Tokyo: The Matchstick City Humor
What is it with Tokyo always getting blown up? We offer some answers.
Tokyo, also known as "The Matchstick City," "The Fuse of the Orient," or just "Japan's Disaster Waiting to Happen," was unknowingly built at the center of a great confluence of cosmic forces: seismic faults, Chi flows, Lay lines, Chinese Earth Dragons, convenient interstellar landing points, and gateways to alternate dimensions all converge at or near the city center. Therefore, if any demon invasion, magical eruption, extraterrestrial conquest, or other earth-shattering event is to occur, it will always begin in Tokyo. Always.
As a result, in addition to being of supreme supernatural importance and the home of most unsuspecting high-school or college age heroes, it is also one of the most fragile cities on earth. Tidal Waves and massive earthquakes have been a known problem for hundreds of years, but nuclear wars, meteors, psychic shockwaves, and destructive battles between superpowered teenagers are all highly likely to hit Tokyo before any other place on Earth.
The tenacity of Tokyo residents is legendary, however, and it's well known that they're far more likely to rebuild on the ruins or continue inhabiting a demon-infested war zone than to move to nearby Osaka. It has been theorized this is due to its residents' subconscious desire to watch the place go down in flames again or a deep seated fear that they too will develop the dreaded "Osaka Dialect." I, however, believe it has more to do with the area's convenient location relative to Tokyo Disneyland.
Note also that, upon close examination, the exact center of the universe has been found to lie somewhere within the Shinjuku district. In addition to being an excellent place for fashion shopping, it is where 85% of all important events in Japan will invariably occur.
Tokyo Tower (AKA "The Great Lightning Rod") is a known attractor of tourists, crepe sellers, and massive discharges of supernatural energy, as well as the site of most Tokyo-centered climactic battles (which is to say, almost all climactic battles occurring on Earth).

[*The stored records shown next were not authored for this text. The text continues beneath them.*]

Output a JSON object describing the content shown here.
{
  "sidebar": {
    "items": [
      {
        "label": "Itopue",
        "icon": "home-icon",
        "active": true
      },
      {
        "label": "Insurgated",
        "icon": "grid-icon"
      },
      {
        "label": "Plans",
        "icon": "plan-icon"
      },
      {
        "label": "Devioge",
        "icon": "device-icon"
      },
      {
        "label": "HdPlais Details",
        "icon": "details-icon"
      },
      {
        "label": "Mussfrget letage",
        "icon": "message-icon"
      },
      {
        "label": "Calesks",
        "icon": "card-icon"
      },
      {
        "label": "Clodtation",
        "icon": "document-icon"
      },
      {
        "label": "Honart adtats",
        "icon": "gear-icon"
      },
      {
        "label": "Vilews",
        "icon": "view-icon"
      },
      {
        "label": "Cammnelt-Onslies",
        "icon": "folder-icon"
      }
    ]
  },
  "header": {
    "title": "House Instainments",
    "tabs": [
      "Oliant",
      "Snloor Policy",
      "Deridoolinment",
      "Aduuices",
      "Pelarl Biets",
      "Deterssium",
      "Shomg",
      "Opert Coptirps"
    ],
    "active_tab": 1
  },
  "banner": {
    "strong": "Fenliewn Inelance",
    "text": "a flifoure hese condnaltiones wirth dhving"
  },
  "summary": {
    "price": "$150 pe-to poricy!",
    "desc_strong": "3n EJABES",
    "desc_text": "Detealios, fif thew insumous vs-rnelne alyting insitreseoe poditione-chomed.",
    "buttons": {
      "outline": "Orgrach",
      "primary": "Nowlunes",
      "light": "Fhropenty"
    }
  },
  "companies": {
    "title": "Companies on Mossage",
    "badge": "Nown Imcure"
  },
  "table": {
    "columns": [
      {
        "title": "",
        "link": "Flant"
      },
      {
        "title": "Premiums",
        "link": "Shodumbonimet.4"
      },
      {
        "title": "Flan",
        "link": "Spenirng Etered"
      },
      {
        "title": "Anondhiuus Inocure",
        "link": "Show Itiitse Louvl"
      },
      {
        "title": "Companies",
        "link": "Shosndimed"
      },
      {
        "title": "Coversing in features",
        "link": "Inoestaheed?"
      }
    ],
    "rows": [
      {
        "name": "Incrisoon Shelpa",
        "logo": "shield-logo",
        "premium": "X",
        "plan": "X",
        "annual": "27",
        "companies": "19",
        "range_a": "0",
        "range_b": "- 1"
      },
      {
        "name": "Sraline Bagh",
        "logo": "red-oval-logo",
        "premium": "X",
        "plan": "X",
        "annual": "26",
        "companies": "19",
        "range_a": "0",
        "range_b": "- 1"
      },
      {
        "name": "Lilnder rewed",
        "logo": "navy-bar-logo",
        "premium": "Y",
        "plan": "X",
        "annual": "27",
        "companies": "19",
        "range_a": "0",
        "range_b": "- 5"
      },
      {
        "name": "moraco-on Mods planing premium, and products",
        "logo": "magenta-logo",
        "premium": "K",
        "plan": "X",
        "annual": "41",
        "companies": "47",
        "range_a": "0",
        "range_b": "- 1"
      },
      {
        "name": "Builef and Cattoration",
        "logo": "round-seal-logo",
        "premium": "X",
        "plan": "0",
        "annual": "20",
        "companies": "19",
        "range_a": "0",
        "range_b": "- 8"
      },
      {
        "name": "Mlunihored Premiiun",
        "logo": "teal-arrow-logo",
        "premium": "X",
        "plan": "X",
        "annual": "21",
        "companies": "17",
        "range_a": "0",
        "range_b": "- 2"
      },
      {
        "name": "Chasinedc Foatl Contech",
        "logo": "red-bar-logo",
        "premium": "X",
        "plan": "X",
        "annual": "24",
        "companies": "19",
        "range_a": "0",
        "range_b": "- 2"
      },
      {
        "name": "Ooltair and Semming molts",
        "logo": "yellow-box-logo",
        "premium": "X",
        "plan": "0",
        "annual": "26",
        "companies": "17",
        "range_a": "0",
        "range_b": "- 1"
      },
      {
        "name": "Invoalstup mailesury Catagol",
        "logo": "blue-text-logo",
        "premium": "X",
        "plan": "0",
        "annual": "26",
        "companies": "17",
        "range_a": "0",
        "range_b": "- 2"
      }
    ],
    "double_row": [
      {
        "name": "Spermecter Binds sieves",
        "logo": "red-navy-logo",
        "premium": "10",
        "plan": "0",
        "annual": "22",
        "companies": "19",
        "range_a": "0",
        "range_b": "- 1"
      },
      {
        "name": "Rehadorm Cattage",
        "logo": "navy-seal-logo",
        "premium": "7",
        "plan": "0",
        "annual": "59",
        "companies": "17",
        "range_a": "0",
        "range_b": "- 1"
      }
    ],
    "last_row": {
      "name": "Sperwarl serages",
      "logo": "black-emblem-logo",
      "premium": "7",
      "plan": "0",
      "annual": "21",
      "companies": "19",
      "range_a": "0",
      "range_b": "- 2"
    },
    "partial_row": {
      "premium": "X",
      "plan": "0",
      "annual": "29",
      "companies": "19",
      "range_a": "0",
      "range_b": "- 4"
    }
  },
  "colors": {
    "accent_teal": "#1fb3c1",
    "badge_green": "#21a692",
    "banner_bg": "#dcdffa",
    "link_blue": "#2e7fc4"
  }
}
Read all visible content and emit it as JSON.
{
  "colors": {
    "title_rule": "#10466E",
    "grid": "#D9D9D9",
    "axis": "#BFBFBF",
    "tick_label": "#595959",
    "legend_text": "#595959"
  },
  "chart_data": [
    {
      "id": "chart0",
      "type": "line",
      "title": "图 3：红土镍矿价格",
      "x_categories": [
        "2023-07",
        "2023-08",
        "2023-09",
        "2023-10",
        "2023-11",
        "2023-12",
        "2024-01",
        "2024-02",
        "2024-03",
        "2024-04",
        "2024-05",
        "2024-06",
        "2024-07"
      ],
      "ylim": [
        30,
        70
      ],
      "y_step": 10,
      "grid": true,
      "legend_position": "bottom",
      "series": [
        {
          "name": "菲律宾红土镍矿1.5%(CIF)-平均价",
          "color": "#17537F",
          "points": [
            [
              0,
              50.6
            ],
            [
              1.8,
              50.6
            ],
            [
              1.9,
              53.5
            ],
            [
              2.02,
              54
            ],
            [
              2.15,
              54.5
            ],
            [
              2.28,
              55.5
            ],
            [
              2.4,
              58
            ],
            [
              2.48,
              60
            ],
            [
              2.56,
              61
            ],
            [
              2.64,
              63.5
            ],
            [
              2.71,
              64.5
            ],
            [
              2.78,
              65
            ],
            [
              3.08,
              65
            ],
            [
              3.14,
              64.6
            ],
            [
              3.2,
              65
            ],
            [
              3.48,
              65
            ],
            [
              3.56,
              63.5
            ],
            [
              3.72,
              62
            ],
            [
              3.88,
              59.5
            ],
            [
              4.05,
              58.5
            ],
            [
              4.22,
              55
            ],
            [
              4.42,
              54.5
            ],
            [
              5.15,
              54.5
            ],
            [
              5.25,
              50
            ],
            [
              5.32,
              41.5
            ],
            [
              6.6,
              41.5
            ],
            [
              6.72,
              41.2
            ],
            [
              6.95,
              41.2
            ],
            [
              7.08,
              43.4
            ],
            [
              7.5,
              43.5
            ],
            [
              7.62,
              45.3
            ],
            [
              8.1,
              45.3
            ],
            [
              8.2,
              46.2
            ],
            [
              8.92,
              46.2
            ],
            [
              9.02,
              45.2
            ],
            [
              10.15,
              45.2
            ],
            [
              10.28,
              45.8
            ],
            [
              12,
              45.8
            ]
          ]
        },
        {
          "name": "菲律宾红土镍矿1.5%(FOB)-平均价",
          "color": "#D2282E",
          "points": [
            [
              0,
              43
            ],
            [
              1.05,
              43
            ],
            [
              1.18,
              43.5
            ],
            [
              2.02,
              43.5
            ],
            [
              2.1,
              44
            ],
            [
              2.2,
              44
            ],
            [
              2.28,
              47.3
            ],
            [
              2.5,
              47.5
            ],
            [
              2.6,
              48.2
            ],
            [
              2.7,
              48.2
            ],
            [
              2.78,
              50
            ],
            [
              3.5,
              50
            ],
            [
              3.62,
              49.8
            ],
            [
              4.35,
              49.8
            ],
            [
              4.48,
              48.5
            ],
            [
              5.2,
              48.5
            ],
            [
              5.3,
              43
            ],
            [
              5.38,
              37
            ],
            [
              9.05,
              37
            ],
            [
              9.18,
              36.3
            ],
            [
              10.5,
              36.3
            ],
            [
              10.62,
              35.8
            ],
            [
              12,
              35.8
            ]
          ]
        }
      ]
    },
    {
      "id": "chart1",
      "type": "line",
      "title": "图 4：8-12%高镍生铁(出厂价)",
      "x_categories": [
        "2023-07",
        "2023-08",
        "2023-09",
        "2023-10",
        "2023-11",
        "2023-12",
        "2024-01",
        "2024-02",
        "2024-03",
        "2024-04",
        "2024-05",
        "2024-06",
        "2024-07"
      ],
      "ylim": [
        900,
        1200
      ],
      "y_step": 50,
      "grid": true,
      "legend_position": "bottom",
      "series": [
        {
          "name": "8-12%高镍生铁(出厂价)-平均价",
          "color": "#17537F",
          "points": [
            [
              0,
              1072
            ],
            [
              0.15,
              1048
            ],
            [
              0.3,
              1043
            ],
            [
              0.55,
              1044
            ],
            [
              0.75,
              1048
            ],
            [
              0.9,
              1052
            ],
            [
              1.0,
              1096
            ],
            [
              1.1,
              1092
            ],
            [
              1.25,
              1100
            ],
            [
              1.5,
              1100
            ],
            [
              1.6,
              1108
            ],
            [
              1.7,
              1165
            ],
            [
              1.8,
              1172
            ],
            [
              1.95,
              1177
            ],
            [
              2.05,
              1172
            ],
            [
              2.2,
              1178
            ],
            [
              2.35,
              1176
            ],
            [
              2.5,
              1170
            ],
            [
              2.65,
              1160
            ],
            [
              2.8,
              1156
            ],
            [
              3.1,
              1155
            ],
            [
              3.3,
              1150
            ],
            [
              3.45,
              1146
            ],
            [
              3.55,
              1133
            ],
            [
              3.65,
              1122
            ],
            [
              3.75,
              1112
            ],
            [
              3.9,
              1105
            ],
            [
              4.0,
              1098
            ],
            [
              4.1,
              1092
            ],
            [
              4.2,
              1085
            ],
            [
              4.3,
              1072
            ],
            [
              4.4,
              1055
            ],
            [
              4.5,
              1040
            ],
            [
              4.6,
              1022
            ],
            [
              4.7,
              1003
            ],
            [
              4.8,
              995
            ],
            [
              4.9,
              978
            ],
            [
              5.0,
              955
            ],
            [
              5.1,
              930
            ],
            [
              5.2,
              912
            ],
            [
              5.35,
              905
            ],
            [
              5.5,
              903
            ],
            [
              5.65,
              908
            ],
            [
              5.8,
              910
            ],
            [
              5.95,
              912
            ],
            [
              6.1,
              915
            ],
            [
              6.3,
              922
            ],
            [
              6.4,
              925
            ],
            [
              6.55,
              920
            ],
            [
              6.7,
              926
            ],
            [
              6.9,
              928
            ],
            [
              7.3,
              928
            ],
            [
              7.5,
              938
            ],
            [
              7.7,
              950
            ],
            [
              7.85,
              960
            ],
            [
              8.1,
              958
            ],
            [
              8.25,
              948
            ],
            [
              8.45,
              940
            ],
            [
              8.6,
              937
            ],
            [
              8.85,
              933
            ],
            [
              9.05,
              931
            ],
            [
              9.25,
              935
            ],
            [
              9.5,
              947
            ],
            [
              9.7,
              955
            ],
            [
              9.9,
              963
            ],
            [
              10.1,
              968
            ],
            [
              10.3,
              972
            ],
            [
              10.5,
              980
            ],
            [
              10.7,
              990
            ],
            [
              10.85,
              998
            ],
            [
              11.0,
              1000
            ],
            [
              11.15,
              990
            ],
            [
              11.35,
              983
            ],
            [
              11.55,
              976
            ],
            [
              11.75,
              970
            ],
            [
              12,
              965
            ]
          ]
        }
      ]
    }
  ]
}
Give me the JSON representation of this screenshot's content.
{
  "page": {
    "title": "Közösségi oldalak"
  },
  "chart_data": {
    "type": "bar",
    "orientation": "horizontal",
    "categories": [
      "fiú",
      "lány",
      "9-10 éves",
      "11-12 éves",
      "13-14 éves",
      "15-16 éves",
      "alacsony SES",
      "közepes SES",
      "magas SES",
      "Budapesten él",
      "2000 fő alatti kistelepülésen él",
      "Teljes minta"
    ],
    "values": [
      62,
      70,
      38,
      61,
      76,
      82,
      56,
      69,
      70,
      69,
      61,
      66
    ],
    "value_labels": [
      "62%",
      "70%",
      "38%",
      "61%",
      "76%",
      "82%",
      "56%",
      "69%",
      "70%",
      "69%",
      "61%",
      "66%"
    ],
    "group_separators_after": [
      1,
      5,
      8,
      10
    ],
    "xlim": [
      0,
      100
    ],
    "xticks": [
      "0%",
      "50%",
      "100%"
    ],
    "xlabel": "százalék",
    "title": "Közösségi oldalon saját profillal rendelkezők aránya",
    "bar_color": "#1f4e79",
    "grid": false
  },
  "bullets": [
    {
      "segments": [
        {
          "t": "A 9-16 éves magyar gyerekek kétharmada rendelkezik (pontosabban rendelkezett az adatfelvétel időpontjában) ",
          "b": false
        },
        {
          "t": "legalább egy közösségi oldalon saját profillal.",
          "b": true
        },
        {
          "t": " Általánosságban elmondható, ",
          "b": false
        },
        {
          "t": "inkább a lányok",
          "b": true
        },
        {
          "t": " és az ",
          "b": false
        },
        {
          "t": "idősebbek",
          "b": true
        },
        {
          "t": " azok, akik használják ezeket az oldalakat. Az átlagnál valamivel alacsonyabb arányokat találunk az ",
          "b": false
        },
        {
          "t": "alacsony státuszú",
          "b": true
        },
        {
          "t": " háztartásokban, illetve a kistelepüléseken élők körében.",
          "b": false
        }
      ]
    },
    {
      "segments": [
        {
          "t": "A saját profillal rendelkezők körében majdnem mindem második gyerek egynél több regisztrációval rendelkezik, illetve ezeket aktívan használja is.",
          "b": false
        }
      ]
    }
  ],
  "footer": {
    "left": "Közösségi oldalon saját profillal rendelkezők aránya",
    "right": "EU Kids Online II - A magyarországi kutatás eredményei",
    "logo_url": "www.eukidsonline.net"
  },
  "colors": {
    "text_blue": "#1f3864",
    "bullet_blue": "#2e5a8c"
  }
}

Also, you don't usually hear about the obliteration of Tokyo on the nightly news because the city has only been there for a couple of hundred years, and major supernatural or extraterrestrial invasions are are somewhat less likely than major earthquakes on the Kanto fault, generally occurring in multiples of 300 or 1000 years. The Japanese media is also touchy about reporting on massive damage to the capital, so they tend to focus on more important things, like David Duchoveny hyping a new movie or investigative reports on why modern Japanese preschoolers can't do somersaults.*
*No, of course I didn't make this up.